There is a list of propositions discussed so far in this site.
Main Body
1: Description
For any dichotomically nondisjoint set of \(\mathbb{R}\) intervals, \(\{I_\alpha\vert \alpha \in A\}\) where \(A\) is any possibly uncountable indices set, the union, \(\cup_{\alpha \in A} I_\alpha\), is an \(\mathbb{R}\) interval.
2: Proof
For any points, \(r_1, r_2 \in \cup_{\alpha \in A} I_\alpha\), such that \(r_1 \lt r_2\), for any \(r_3 \in \mathbb{R}\) such that \(r_1 \lt r_3 \lt r_2\), \(r_3 \in \cup_{\alpha \in A} I_\alpha\)?

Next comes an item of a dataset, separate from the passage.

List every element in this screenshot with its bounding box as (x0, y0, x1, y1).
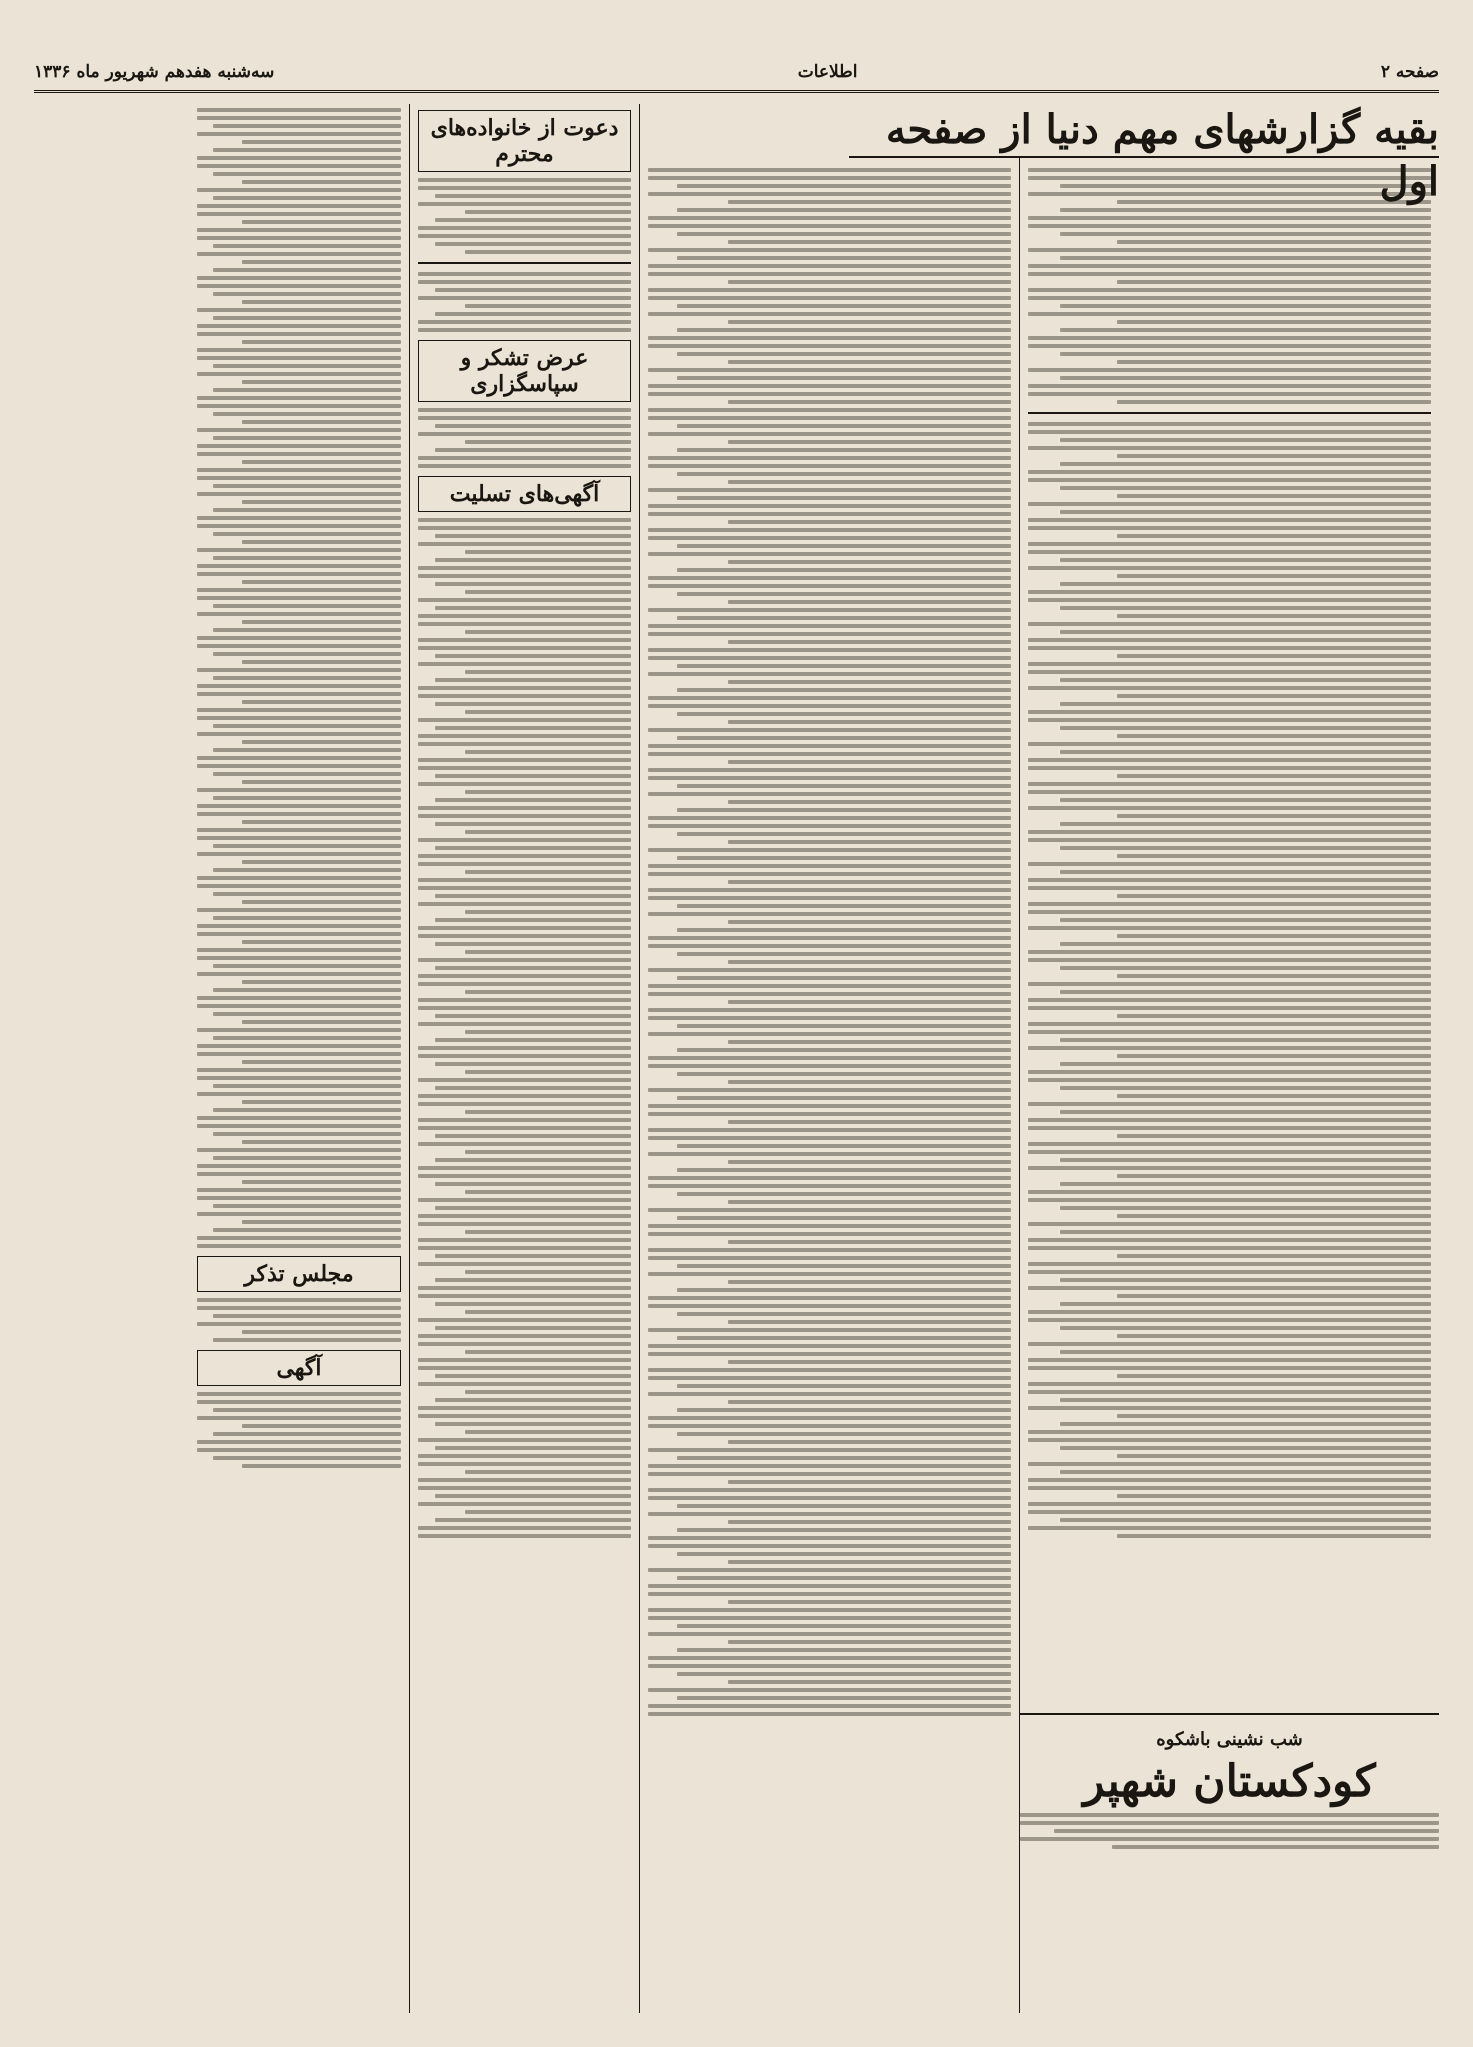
front-page-continuation-banner: بقیه گزارشهای مهم دنیا از صفحه اول (849, 104, 1439, 158)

Let us suppose that \(r_3 \notin \cup_{\alpha \in A} I_\alpha\). Then, each \(I_\alpha\) would be entirely smaller than \(r_3\) or entirely larger than \(r_3\), because if \(I_\alpha\) contained both a point smaller than \(r_3\) and a point larger than \(r_3\), \(r_3\) would be contained in \(I_\alpha\), and so, in the union. So, there would be the dichotomy such that all the intervals that are smaller than \(r_3\) are in a part and all the intervals that are larger than \(r_3\) are in the other part. The dichotomy would be disjoint, a contradiction.